[Code of Federal Regulations]
[Title 29, Volume 9]
[Revised as of July 1, 2005]
From the U.S. Government Printing Office via GPO Access
[CITE: 29CFR1955.32]

[Page 140-141]
 
                             TITLE 29--LABOR
 
CHAPTER XVII--OCCUPATIONAL SAFETY AND HEALTH ADMINISTRATION, DEPARTMENT 
                          OF LABOR (CONTINUED)
 
PART 1955_PROCEDURES FOR WITHDRAWAL OF APPROVAL OF STATE PLANS--Table 
of Contents
 
             Subpart D_Preliminary Conference and Discovery
 
Sec. 1955.32  Discovery.

    (a)(1) At any time after the commencement of a proceeding under this 
part, but generally before the preliminary conference, if any, a party 
may request of any other party admissions that relate to statements or 
opinions of fact, or of the application of law to fact, including the 
genuineness of any document described in the request. Copies of 
documents shall be served with the request unless they have been or are 
otherwise furnished or made available for inspection or copying. The 
matter shall be deemed admitted unless within 30 days after service of 
the request, or within such shorter or longer time as the administrative 
law judge may prescribe, the party to whom the request is directed 
serves upon the party requesting the admission a specific written 
response.
    (2) If objection is made, the reasons therefor shall be stated. The 
answer shall specifically deny the matter or set forth in detail the 
reasons why the answering party cannot truthfully admit or deny the 
matter. A denial shall fairly meet the substance of the requested 
admission and when good faith requires that a party qualify his answer 
or deny only a part of the matter on which an admission is requested, he 
shall specify so much of it as is true and qualify or deny the 
remainder. An answering party may not give lack of information or 
knowledge as the reason for failure to admit or deny unless he states 
that he has made reasonable inquiry and that the information known or 
readily obtainable by him is insufficient to enable him to admit or 
deny.
    (3) The party who has requested the admission may move to determine 
the sufficiency of the answers or objections. Unless the administrative 
law judge determines that an objection is justified, he may order either 
that the matter is admitted or that an amended answer be served. The 
administrative law judge may, in lieu of these orders, determine that 
final disposition of the requests be made at a preliminary conference, 
or at a designated time prior to the hearing.

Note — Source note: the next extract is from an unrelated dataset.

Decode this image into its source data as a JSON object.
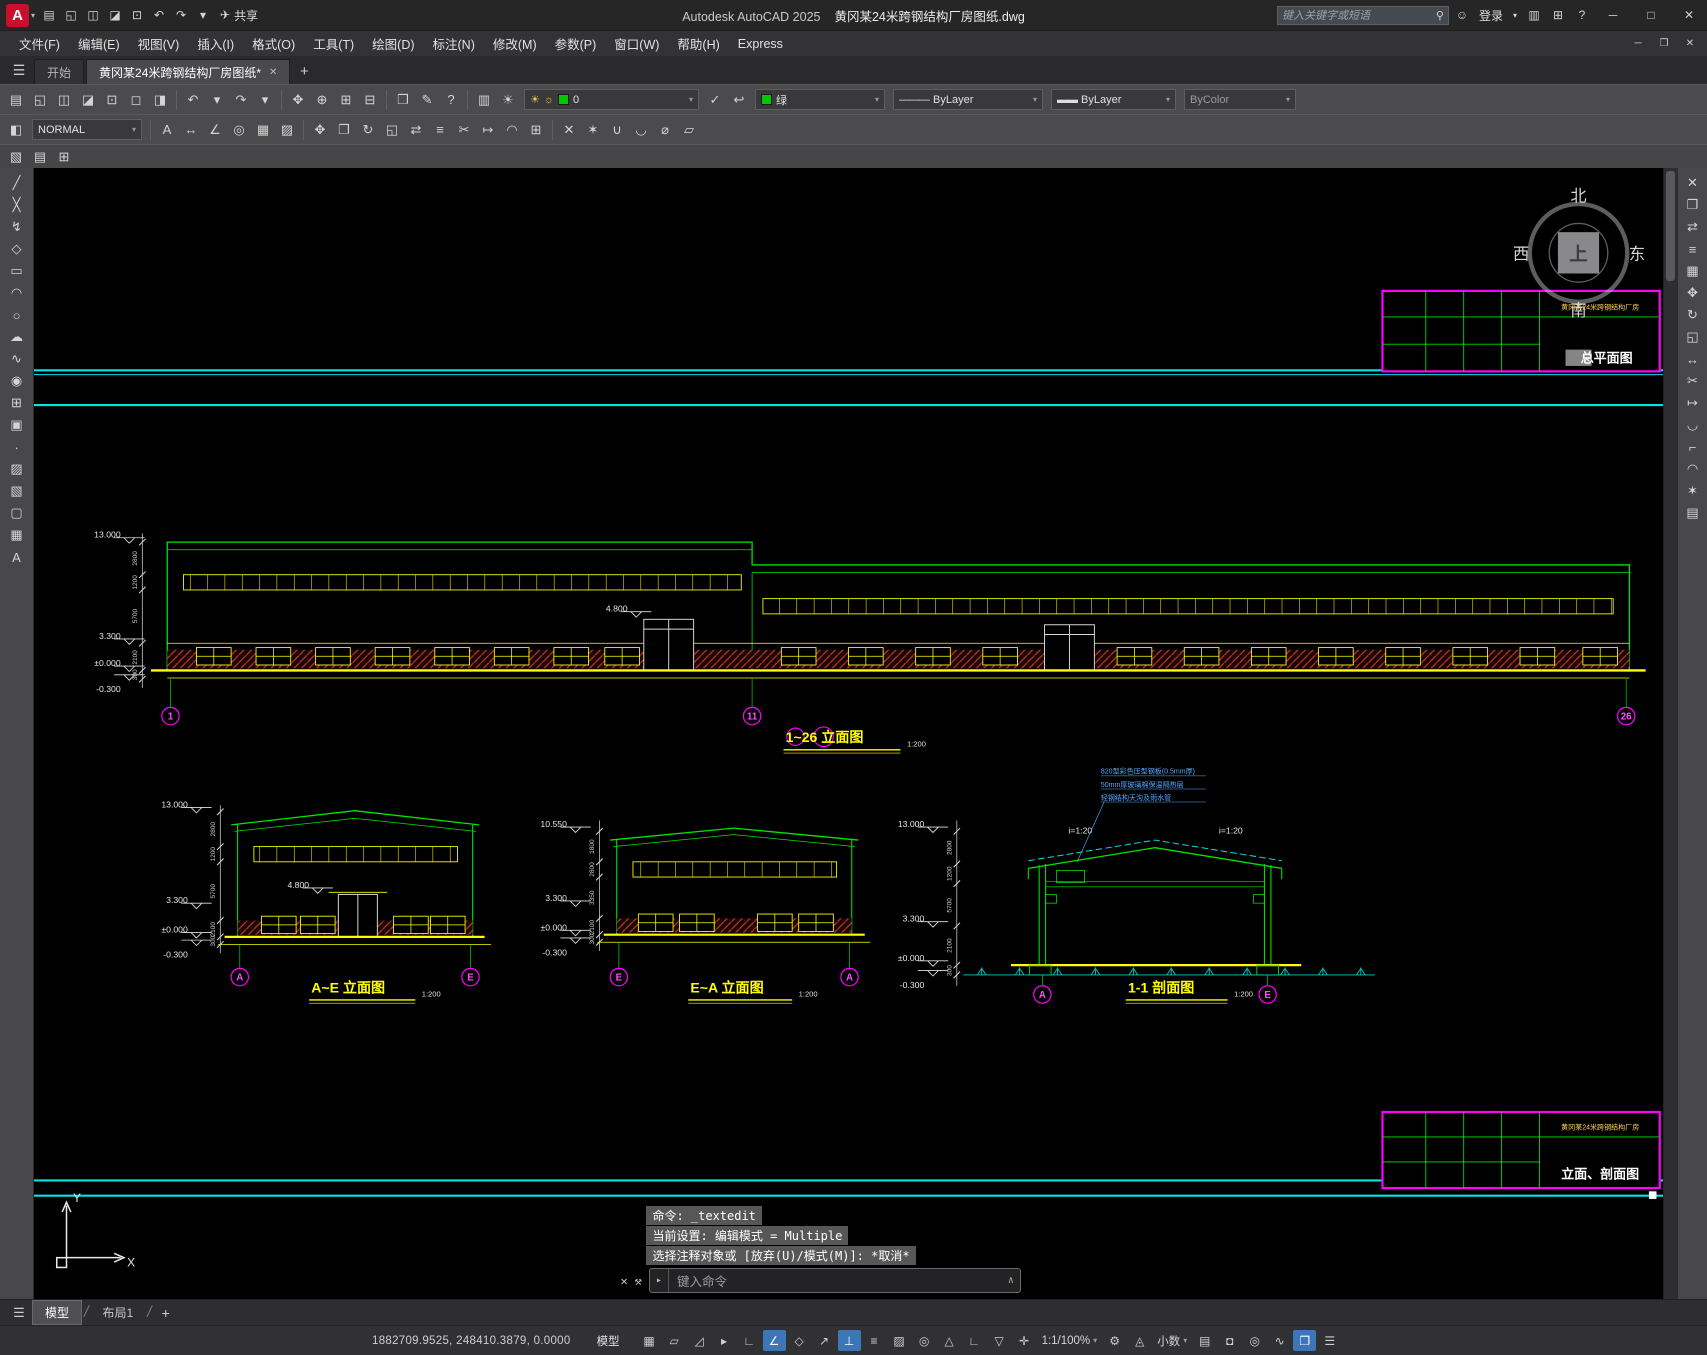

Any matter admitted under 
this section is conclusively established unless the administrative law 
judge on motion permits withdrawal or amendment of the admission. Copies 
of all requests and responses shall be

[[Page 141]]

served on all parties and filed with the administrative law judge.

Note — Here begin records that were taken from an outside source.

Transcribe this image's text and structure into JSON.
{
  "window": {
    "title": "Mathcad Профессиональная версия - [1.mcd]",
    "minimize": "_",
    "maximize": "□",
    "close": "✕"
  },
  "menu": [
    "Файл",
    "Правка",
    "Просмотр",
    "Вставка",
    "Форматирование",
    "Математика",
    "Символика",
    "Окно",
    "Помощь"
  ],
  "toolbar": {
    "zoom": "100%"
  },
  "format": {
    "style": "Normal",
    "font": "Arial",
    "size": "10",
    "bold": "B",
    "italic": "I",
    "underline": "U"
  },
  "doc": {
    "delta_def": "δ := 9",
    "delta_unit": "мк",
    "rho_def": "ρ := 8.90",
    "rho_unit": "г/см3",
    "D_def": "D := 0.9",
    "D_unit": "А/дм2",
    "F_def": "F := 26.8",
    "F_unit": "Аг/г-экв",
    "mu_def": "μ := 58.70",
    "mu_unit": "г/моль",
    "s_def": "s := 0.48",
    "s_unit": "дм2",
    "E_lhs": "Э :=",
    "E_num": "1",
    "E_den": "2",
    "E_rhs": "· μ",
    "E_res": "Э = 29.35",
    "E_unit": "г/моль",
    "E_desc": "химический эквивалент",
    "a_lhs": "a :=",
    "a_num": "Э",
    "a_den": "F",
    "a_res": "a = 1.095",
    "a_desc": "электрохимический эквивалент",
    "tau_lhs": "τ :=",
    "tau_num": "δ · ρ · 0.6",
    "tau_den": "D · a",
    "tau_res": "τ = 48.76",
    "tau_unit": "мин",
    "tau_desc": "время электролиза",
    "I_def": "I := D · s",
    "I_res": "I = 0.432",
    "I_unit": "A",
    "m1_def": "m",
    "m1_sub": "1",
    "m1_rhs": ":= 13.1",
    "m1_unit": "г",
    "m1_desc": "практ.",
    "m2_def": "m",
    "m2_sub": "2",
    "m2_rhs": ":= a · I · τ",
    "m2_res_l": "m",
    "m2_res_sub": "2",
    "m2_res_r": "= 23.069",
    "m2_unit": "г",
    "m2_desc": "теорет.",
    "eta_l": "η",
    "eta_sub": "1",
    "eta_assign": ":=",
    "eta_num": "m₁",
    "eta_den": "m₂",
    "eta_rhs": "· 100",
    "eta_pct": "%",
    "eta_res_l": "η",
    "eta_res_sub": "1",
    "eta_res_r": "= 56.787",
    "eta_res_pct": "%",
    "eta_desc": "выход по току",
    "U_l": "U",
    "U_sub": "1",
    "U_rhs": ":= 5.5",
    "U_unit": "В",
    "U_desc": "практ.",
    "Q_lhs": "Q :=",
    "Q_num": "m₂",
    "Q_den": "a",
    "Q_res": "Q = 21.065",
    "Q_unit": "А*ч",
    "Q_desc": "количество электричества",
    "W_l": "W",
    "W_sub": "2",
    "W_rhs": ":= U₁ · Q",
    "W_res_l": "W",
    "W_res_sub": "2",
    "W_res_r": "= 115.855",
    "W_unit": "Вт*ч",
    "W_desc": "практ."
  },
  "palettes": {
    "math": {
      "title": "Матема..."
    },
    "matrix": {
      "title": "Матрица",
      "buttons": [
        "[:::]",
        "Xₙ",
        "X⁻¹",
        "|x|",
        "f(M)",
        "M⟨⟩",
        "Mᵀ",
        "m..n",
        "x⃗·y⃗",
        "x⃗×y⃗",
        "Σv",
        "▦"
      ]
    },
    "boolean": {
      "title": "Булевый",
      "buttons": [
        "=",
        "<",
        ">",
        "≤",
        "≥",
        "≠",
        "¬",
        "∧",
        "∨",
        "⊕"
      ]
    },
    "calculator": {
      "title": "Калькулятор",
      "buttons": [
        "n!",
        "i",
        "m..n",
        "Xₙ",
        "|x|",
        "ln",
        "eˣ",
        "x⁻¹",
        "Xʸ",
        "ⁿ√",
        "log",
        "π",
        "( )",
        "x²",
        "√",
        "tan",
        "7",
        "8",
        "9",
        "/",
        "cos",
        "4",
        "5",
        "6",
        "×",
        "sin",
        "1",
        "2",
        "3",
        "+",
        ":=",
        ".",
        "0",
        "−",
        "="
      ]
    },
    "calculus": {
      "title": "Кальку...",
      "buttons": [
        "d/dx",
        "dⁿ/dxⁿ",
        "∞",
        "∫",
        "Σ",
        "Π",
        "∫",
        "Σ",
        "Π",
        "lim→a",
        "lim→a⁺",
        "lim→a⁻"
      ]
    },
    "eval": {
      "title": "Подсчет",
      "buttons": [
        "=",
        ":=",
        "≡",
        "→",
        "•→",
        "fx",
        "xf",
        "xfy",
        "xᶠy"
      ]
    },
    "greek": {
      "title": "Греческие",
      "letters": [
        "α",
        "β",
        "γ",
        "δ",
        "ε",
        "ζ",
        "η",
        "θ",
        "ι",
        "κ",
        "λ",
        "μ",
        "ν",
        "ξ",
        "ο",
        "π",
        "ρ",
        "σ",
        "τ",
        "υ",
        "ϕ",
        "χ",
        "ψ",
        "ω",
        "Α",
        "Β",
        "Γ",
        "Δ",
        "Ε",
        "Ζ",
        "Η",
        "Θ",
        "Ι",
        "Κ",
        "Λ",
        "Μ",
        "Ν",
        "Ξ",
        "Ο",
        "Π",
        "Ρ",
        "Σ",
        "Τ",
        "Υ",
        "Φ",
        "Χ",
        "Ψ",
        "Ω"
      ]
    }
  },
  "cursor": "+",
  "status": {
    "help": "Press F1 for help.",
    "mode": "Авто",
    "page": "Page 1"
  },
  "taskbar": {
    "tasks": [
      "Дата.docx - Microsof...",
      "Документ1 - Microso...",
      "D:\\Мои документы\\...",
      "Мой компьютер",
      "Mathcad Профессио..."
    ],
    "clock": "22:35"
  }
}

    (b)(1) The testimony of any witness may be taken by deposition. 
Depositions may be taken orally or upon written interrogatories before 
any person designated by the administrative law judge or having power to 
administer oaths.
    (2) Any party desiring to take the deposition of a witness may make 
application in writing to the administrative law judge setting forth:
    (i) The time when, the place where, and the name and post office 
address of the person before whom the deposition is to be taken;
    (ii) The name and address of each witness; and
    (iii) The subject matter concerning which each witness is expected 
to testify.
    (3) Such notice as the administrative law judge may order shall be 
given by the party taking the deposition to every other party.
    (c)(1) Each witness testifying upon deposition shall be sworn, and 
the parties not calling him shall have the right to cross-examine him. 

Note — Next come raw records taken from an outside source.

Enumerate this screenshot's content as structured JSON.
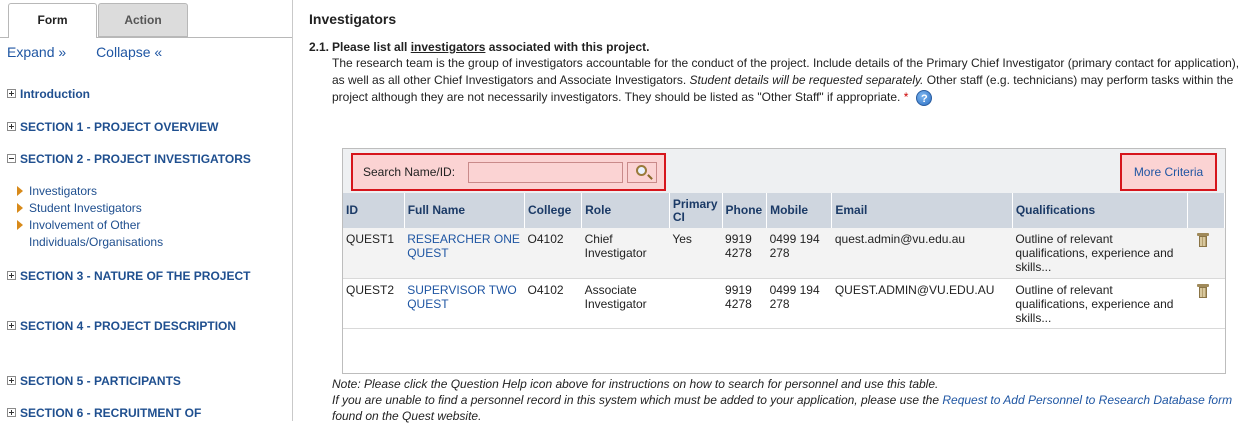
{
  "sidebar": {
    "tabs": {
      "form": "Form",
      "action": "Action"
    },
    "expand": "Expand »",
    "collapse": "Collapse «",
    "sections": [
      {
        "label": "Introduction"
      },
      {
        "label": "SECTION 1 - PROJECT OVERVIEW"
      },
      {
        "label": "SECTION 2 - PROJECT INVESTIGATORS"
      },
      {
        "label": "SECTION 3 - NATURE OF THE PROJECT"
      },
      {
        "label": "SECTION 4 - PROJECT DESCRIPTION"
      },
      {
        "label": "SECTION 5 - PARTICIPANTS"
      },
      {
        "label": "SECTION 6 - RECRUITMENT OF"
      }
    ],
    "sub_items": [
      "Investigators",
      "Student Investigators",
      "Involvement of Other",
      "Individuals/Organisations"
    ]
  },
  "main": {
    "title": "Investigators",
    "question": {
      "number": "2.1.",
      "title_pre": "Please list all ",
      "title_link": "investigators",
      "title_post": " associated with this project.",
      "body_1": "The research team is the group of investigators accountable for the conduct of the project. Include details of the Primary Chief Investigator (primary contact for application), as well as all other Chief Investigators and Associate Investigators. ",
      "body_italic": "Student details will be requested separately.",
      "body_2": " Other staff (e.g. technicians) may perform tasks within the project although they are not necessarily investigators. They should be listed as \"Other Staff\" if appropriate. ",
      "required_mark": "*",
      "help_glyph": "?"
    },
    "search": {
      "label": "Search Name/ID:",
      "value": "",
      "more_criteria": "More Criteria"
    },
    "table": {
      "headers": [
        "ID",
        "Full Name",
        "College",
        "Role",
        "Primary CI",
        "Phone",
        "Mobile",
        "Email",
        "Qualifications",
        ""
      ],
      "rows": [
        {
          "id": "QUEST1",
          "name": "RESEARCHER ONE QUEST",
          "college": "O4102",
          "role": "Chief Investigator",
          "primary": "Yes",
          "phone": "9919 4278",
          "mobile": "0499 194 278",
          "email": "quest.admin@vu.edu.au",
          "qual": "Outline of relevant qualifications, experience and skills..."
        },
        {
          "id": "QUEST2",
          "name": "SUPERVISOR TWO QUEST",
          "college": "O4102",
          "role": "Associate Investigator",
          "primary": "",
          "phone": "9919 4278",
          "mobile": "0499 194 278",
          "email": "QUEST.ADMIN@VU.EDU.AU",
          "qual": "Outline of relevant qualifications, experience and skills..."
        }
      ]
    },
    "note": {
      "line1": "Note: Please click the Question Help icon above for instructions on how to search for personnel and use this table.",
      "line2_pre": "If you are unable to find a personnel record in this system which must be added to your application, please use the ",
      "line2_link": "Request to Add Personnel to Research Database form",
      "line2_post": " found on the Quest website."
    }
  },
  "colors": {
    "link": "#1f56a3",
    "nav": "#1f4f8f",
    "highlight_border": "#d6151c",
    "highlight_fill": "#fbd3d3",
    "header_bg": "#cfd6df"
  },
  "icons": [
    "plus-box-icon",
    "minus-box-icon",
    "triangle-bullet-icon",
    "help-icon",
    "magnifier-icon",
    "trash-icon"
  ]
}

The questions propounded and the answers thereto, together with all 
objections made, shall be reduced to writing and shall be read to or by 
the witness unless such examination and reading are waived by the 
witness and the parties. Any changes in form or substance which the 
witness desires to make shall be entered upon the deposition by the 
officer with a statement of the reasons given by the witness for making 
them. The deposition shall then be signed by the witness and certified 
by the officer before whom the deposition was taken. Thereafter, the 
officer shall seal the deposition, with copies thereof, in an envelope 
and mail the same by registered or certified mail to the administrative 
law judge.
    (2) Subject to such objections to the questions and answers as were 
noted at the time of taking the deposition, and to the provisions in 
Sec. 1955.40(b)(1), any part or all of a deposition may be offered into 
evidence by the party taking it as against any party who was present, 
represented at the taking of the deposition, or who had due notice 
thereof.
    (d) Whenever appropriate to a just disposition of any issue in the 
proceeding the administrative law judge may allow discovery by any other 
appropriate procedure, such as by interrogatories upon a party or 
request for production of documents by a party.
    (e) Upon motion by a party or by the person from whom discovery is 
sought, and for good cause shown, the administrative law judge may make 
any order which justice requires to limit or condition discovery in 
order to protect a party or person from annoyance, embarrassment, 
oppression, or undue burden or expense.